Since USP5 has been involved in several significant physiological functions, we need to figure out USP5 co-expression genes and its enrichment by GSEA. USP5 neighboring gene networks generally showed different degrees of amplification in CRC, which indicated that USP5 might involve in proteasome, ribosome, DNA replication, cell cycle, spliceosome and several metabolic pathways. As a classic deubiquitinated protein, USP5 definitely plays a role in proteasome. USP5 in regulating RNA splicing and DNA damage repair are consistent with the former studies. In pancreatic cancer, USP5 can promote tumor progression by regulating cell cycle. But whether USP5 can promote cell cycle in CRC still needs further research.

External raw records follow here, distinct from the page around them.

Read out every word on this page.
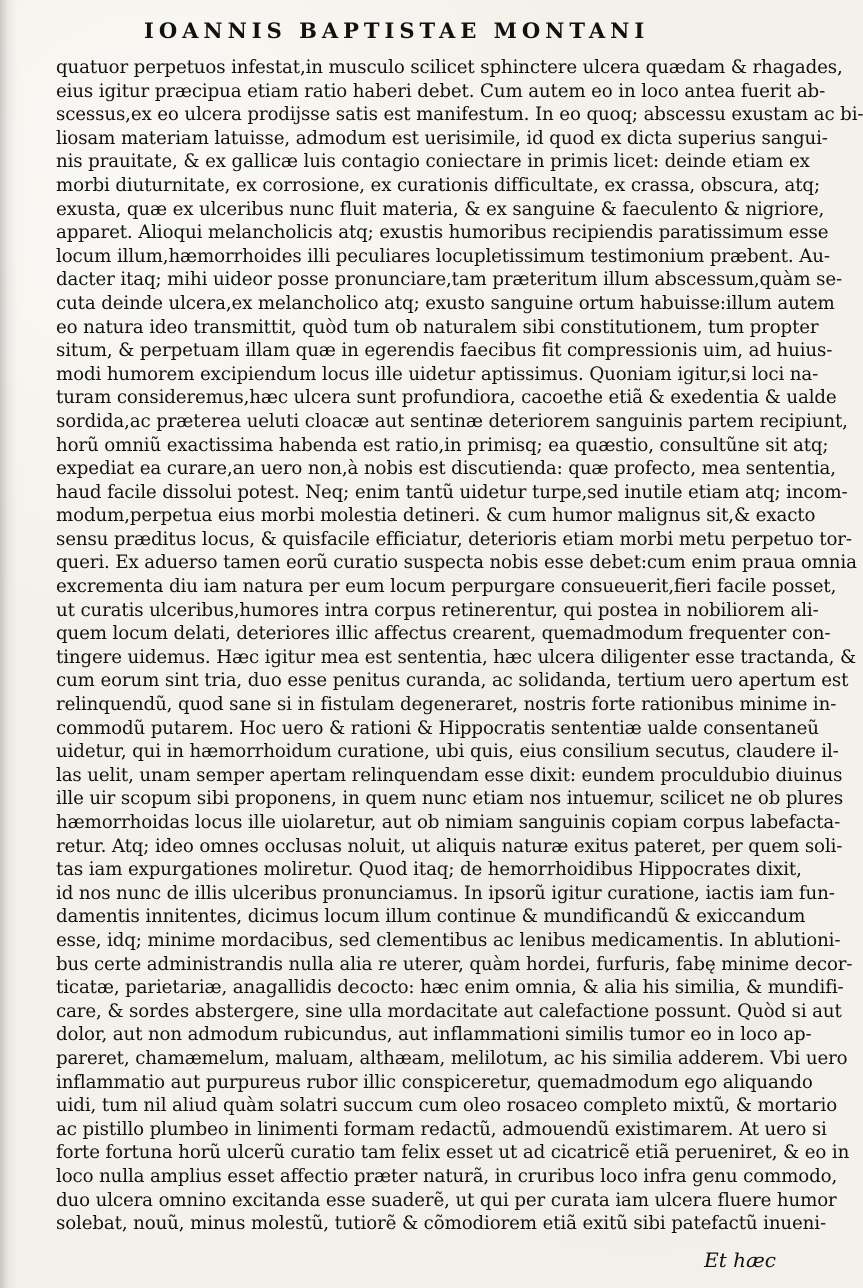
IOANNIS BAPTISTAE MONTANI
quatuor perpetuos infestat,in musculo scilicet sphinctere ulcera quædam & rhagades,
eius igitur præcipua etiam ratio haberi debet. Cum autem eo in loco antea fuerit ab-
scessus,ex eo ulcera prodijsse satis est manifestum. In eo quoq; abscessu exustam ac bi-
liosam materiam latuisse, admodum est uerisimile, id quod ex dicta superius sangui-
nis prauitate, & ex gallicæ luis contagio coniectare in primis licet: deinde etiam ex
morbi diuturnitate, ex corrosione, ex curationis difficultate, ex crassa, obscura, atq;
exusta, quæ ex ulceribus nunc fluit materia, & ex sanguine & faeculento & nigriore,
apparet. Alioqui melancholicis atq; exustis humoribus recipiendis paratissimum esse
locum illum,hæmorrhoides illi peculiares locupletissimum testimonium præbent. Au-
dacter itaq; mihi uideor posse pronunciare,tam præteritum illum abscessum,quàm se-
cuta deinde ulcera,ex melancholico atq; exusto sanguine ortum habuisse:illum autem
eo natura ideo transmittit, quòd tum ob naturalem sibi constitutionem, tum propter
situm, & perpetuam illam quæ in egerendis faecibus fit compressionis uim, ad huius-
modi humorem excipiendum locus ille uidetur aptissimus. Quoniam igitur,si loci na-
turam consideremus,hæc ulcera sunt profundiora, cacoethe etiã & exedentia & ualde
sordida,ac præterea ueluti cloacæ aut sentinæ deteriorem sanguinis partem recipiunt,
horũ omniũ exactissima habenda est ratio,in primisq; ea quæstio, consultũne sit atq;
expediat ea curare,an uero non,à nobis est discutienda: quæ profecto, mea sententia,
haud facile dissolui potest. Neq; enim tantũ uidetur turpe,sed inutile etiam atq; incom-
modum,perpetua eius morbi molestia detineri. & cum humor malignus sit,& exacto
sensu præditus locus, & quisfacile efficiatur, deterioris etiam morbi metu perpetuo tor-
queri. Ex aduerso tamen eorũ curatio suspecta nobis esse debet:cum enim praua omnia
excrementa diu iam natura per eum locum perpurgare consueuerit,fieri facile posset,
ut curatis ulceribus,humores intra corpus retinerentur, qui postea in nobiliorem ali-
quem locum delati, deteriores illic affectus crearent, quemadmodum frequenter con-
tingere uidemus. Hæc igitur mea est sententia, hæc ulcera diligenter esse tractanda, &
cum eorum sint tria, duo esse penitus curanda, ac solidanda, tertium uero apertum est
relinquendũ, quod sane si in fistulam degeneraret, nostris forte rationibus minime in-
commodũ putarem. Hoc uero & rationi & Hippocratis sententiæ ualde consentaneũ
uidetur, qui in hæmorrhoidum curatione, ubi quis, eius consilium secutus, claudere il-
las uelit, unam semper apertam relinquendam esse dixit: eundem proculdubio diuinus
ille uir scopum sibi proponens, in quem nunc etiam nos intuemur, scilicet ne ob plures
hæmorrhoidas locus ille uiolaretur, aut ob nimiam sanguinis copiam corpus labefacta-
retur. Atq; ideo omnes occlusas noluit, ut aliquis naturæ exitus pateret, per quem soli-
tas iam expurgationes moliretur. Quod itaq; de hemorrhoidibus Hippocrates dixit,
id nos nunc de illis ulceribus pronunciamus. In ipsorũ igitur curatione, iactis iam fun-
damentis innitentes, dicimus locum illum continue & mundificandũ & exiccandum
esse, idq; minime mordacibus, sed clementibus ac lenibus medicamentis. In ablutioni-
bus certe administrandis nulla alia re uterer, quàm hordei, furfuris, fabę minime decor-
ticatæ, parietariæ, anagallidis decocto: hæc enim omnia, & alia his similia, & mundifi-
care, & sordes abstergere, sine ulla mordacitate aut calefactione possunt. Quòd si aut
dolor, aut non admodum rubicundus, aut inflammationi similis tumor eo in loco ap-
pareret, chamæmelum, maluam, althæam, melilotum, ac his similia adderem. Vbi uero
inflammatio aut purpureus rubor illic conspiceretur, quemadmodum ego aliquando
uidi, tum nil aliud quàm solatri succum cum oleo rosaceo completo mixtũ, & mortario
ac pistillo plumbeo in linimenti formam redactũ, admouendũ existimarem. At uero si
forte fortuna horũ ulcerũ curatio tam felix esset ut ad cicatricẽ etiã perueniret, & eo in
loco nulla amplius esset affectio præter naturã, in cruribus loco infra genu commodo,
duo ulcera omnino excitanda esse suaderẽ, ut qui per curata iam ulcera fluere humor
solebat, nouũ, minus molestũ, tutiorẽ & cõmodiorem etiã exitũ sibi patefactũ inueni-
Et hæc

Next, we used GSEA enrichment analysis to reveal the target kinase, transcription factors and miRNA. We found that USP5 is associated with a network of kinases including PLK1, CDK1, CDK2, AURKA and AURKB in CRC. These kinases regulate tumor cell proliferation and cell cycle[34-37]. In fact, PLK1 is an essential gene for the correct execution of cell division. AUR/PLK1 axis directly regulates mitosis and other non-canonical targets, including cellular-myelocytomatosis (c-myc)[39-41]. Although there are some surprisingly debated topics about whether PLK1 is an oncogene or a tumor suppressor gene, this does not affect the use of PLK1 inhibitors as an anticancer drug during last decades[42,43].
The transcription factor targets of USP5 mainly correlated to E2F family. E2F family, as an important transcriptional factors family, has been implicated in the regulation of many cell possesses related to cell proliferation, differentiation, cell cycle, apoptosis and DNA repair. Our analysis suggests that E2F family might be an important target of USP5 and regulate cell proliferation and cycle through USP5. Further studies need to test this hypothesis.
Several miRNAs were found related to USP5 in our study. miR-493, miR-129 and miR-448 suppresses proliferation and invasion in cancer[45-47], while miR-18a, miR-18b and miR-369 has the opposite effect[48-50]. Although these miRNAs have different degrees of relationship with tumor occurrence and development, their relevance to USP5 needs further experimental research.
According to the results of PPI network data, we found lots of genes were correlated with USP5. Some of them had already been verified, like FOXM1, Suppressor of Mothers against Decapentaplegic (SMAD) Ubiquitination Regulatory Factor 1 (SMURF1) and Tumor Necrosis Factor Receptor (TNFR)-Associated Factor 6 (TRAF6)[51-53]. Others might be a hotspot in the future researches. Four inhibitors such as WP1130, vialinin A, curcusone D and PR-619 might inhibit USP5, in which the first two inhibitors have been used and confirmed previously[9,54].
Cell cycle disorder resulted in tumor cell aberrant proliferation is one of the 10 tumor hallmarks. The above evidence indicated that USP5 may be related to CRC cell cycle regulation, so we verified in our experiments. Overexpression of USP5 can change the expression of cyclin protein marker, confirming that USP5 can indeed regulate the cell cycle in CRC. The mechanism might be USP5 regulates the deubiquitination of many key proteins in cell cycle signaling pathways.
In conclusion, this study mainly used meta-analysis and bioinformatics methods to improve the expression and functional analysis of USP5 in CRC. Our results still need to be confirmed by further experimental studies.
Conflict of interests:
The authors declared no conflict of interests.